The majority of participants were recruited from HICs (223 666 of 284 509 [79%]). Of the 58 798 (21%) recruited in LMICs, none were from low-income countries, 1074 (2%) were from lower-middle income countries, and 57 724 (98%) were from upper-middle income countries (UMIC). Recruitment by specific country was available for 65 RCTs (92%), which recruited 282 464 (95%) participants; 223 666 participants (79%) were from 23 HICs, and 58 798 (21%) participants were from 11 LMICs.
Vaccine RCTs involved more participants (203 274 of 295 854 [69%]) than nonvaccine RCTs (92 571 of 295 854 [31%]). HICs recruited 150 413 participants (74%) in vaccine RCTs with the remainder from UMICs (52 456 participant [26%]). Nonvaccine RCTs recruited 79 566 participants; 73 253 (92%) from HICs and 6313 (8%) from LMICs (of which 1074 [17%] were from lower-middle income countries and 5239 [83%] from UMICs).

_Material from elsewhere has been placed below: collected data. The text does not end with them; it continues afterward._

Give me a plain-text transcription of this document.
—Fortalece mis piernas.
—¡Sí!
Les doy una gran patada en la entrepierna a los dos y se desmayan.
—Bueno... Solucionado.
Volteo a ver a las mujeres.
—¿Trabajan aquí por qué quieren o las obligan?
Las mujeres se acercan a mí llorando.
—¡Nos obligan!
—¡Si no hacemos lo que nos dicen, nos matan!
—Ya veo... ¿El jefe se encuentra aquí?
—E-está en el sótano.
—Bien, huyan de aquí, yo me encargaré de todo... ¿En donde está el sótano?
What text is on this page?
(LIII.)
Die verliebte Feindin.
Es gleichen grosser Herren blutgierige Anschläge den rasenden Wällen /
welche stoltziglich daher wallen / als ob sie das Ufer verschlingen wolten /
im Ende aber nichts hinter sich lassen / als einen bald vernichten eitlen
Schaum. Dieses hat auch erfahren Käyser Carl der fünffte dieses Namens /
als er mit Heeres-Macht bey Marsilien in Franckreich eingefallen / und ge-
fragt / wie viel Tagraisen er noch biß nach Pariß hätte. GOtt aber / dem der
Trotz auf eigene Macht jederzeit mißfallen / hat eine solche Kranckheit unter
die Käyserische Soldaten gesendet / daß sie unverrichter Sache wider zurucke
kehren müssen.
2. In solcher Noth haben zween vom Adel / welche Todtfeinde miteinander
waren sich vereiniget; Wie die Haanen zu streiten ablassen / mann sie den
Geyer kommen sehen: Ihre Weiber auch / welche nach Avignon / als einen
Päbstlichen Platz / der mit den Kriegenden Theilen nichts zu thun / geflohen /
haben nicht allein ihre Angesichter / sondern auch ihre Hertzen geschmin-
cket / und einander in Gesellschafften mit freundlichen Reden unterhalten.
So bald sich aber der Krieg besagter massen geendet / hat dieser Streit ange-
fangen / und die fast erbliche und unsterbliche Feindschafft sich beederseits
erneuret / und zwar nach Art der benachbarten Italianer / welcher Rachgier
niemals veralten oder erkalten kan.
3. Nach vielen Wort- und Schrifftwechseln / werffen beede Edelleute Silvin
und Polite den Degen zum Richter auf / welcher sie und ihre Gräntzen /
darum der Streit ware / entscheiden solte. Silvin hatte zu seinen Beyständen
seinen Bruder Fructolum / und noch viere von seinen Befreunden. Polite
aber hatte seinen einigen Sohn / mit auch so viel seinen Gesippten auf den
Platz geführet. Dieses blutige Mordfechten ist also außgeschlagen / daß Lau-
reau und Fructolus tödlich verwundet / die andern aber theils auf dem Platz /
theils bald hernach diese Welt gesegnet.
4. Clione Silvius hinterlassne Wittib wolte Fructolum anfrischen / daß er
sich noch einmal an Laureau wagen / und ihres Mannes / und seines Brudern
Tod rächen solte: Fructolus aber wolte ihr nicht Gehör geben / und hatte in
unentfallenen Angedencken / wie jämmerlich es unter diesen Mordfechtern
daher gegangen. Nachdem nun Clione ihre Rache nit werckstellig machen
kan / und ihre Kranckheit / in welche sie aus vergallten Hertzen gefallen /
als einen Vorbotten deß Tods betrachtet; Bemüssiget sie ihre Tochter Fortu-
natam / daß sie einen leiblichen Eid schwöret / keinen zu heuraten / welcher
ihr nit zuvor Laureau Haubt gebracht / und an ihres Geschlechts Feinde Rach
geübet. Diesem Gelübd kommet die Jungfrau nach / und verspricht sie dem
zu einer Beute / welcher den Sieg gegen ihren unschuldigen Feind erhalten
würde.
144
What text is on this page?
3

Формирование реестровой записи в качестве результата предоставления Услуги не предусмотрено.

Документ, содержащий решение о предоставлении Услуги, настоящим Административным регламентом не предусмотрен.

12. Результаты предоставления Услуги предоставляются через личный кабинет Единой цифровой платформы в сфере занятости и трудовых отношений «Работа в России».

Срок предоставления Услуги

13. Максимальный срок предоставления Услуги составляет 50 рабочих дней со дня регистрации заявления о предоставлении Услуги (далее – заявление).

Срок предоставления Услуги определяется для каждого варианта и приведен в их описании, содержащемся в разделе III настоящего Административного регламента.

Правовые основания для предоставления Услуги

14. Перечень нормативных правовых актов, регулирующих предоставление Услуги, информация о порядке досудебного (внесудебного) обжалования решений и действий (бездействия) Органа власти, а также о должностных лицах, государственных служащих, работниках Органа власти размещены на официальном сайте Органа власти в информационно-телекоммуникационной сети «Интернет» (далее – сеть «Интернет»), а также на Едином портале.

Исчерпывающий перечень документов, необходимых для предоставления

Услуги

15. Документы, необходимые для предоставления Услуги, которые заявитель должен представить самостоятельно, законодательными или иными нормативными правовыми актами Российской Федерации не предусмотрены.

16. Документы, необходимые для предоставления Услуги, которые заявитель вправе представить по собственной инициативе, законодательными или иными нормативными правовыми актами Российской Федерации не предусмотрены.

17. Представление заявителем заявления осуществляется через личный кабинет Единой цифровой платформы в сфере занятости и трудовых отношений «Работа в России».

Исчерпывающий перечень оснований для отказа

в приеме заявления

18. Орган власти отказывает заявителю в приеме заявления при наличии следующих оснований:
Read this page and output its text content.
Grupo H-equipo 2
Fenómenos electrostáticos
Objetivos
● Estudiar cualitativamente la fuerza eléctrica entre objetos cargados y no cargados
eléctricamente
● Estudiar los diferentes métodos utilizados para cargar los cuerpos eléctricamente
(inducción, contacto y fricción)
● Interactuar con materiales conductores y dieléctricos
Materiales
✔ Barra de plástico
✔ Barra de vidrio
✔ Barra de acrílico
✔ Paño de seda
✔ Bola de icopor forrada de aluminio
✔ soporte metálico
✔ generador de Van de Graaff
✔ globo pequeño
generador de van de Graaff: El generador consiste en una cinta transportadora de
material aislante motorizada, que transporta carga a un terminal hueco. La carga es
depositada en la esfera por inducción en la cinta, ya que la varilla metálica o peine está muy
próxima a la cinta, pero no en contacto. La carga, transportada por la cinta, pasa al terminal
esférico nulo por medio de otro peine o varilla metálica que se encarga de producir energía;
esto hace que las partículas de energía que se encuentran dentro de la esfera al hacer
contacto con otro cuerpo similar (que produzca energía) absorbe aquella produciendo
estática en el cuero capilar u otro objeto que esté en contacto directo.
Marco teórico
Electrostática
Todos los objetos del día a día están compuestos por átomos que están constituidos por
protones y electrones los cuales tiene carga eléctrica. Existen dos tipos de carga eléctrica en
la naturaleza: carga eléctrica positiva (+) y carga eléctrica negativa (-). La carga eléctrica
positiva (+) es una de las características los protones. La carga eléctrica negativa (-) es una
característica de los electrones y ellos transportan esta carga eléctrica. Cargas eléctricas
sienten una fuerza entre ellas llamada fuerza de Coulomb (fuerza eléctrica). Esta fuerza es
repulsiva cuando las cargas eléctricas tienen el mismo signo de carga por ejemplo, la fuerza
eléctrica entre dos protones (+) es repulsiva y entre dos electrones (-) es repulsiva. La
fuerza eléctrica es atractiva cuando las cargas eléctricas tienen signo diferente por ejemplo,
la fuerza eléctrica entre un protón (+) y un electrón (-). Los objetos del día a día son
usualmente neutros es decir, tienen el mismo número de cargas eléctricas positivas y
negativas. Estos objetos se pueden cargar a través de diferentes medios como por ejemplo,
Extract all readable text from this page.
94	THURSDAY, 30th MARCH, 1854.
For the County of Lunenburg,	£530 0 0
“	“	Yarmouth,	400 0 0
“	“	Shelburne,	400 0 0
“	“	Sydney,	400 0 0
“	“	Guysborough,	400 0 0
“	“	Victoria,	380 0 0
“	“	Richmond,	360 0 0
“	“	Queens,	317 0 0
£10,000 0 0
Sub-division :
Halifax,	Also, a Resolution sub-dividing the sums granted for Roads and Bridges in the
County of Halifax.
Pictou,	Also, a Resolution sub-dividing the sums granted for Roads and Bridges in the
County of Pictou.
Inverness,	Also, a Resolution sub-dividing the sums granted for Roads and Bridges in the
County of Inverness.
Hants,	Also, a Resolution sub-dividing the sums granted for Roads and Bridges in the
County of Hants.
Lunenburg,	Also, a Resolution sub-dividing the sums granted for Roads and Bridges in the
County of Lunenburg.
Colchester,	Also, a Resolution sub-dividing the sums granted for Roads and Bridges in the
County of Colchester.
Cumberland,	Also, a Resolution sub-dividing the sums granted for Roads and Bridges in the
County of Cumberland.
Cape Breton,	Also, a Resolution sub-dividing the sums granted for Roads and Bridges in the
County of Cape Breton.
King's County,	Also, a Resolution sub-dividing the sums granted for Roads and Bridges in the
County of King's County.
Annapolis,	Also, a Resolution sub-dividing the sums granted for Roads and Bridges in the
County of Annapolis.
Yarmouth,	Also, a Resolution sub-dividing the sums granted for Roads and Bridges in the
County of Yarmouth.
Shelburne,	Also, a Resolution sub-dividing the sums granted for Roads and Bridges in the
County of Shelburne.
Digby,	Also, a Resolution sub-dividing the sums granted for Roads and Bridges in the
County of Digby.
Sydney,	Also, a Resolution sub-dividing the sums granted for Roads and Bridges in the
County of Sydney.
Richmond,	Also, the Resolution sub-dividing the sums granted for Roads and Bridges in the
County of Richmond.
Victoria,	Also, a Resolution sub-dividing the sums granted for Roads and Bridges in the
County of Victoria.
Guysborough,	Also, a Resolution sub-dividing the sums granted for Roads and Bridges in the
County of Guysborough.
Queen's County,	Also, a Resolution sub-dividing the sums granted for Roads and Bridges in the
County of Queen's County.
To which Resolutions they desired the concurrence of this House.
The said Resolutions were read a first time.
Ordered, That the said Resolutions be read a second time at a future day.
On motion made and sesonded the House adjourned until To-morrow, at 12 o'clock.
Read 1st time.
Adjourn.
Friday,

The Figure shows the ratio of participants to COVID-19 disease burden by country income level. Although countries with greater reported number of cases contributed more trial participants, the number of participants from HICs (eg, the United States [101 631 patients] and United Kingdom [70 433 patients]) clearly outweighed those from LMICs with a similar case load (eg, Brazil [22 920 patients] and India [464 patients]).
Discussion
COVID-19 has amplified inequalities in global health and socioeconomic outcomes between HICs and LMICs.2,3 These disparities extend to both participation in and leadership of COVID-19 RCTs published in leading medical journals. The majority of trial participants and sponsors were from HICs reflecting available research infrastructure and opportunities for sponsorship. Our findings have broad implications for global generalizability of results from these RCTs to LMIC populations, prioritization of research questions most relevant to LMIC, and for building research infrastructure in LMICs to perform high-quality RCTs.4
Limitations of this study include our consideration of RCTs published in 6 high-ranked journals only. However, these are the studies most likely to influence practice. The official caseload is highly likely to substantially underestimate true numbers, particularly in LMICs, and thus disparities between recruitment numbers and caseload should be regarded as a minimum estimate.
The potential role of global health inequalities and their adverse impact on COVID-19 outcomes in LMICs was recognized in the early phases of the pandemic.5 The results from our study suggest the need for strengthening research capacity in LMICs, mobilizing funding from diverse sources, identifying relevant translatable research priorities, and establishing research partnerships to mitigate the effect of inequalities on COVID-19 outcomes in LMICs.6 Given the importance of vaccine strategies, it is striking that no vaccine trial participants were from LMICs. LMIC participation in COVID-19 RCTs should be monitored and actively encouraged by the global research community as the COVID-19 pandemic continues to unfold.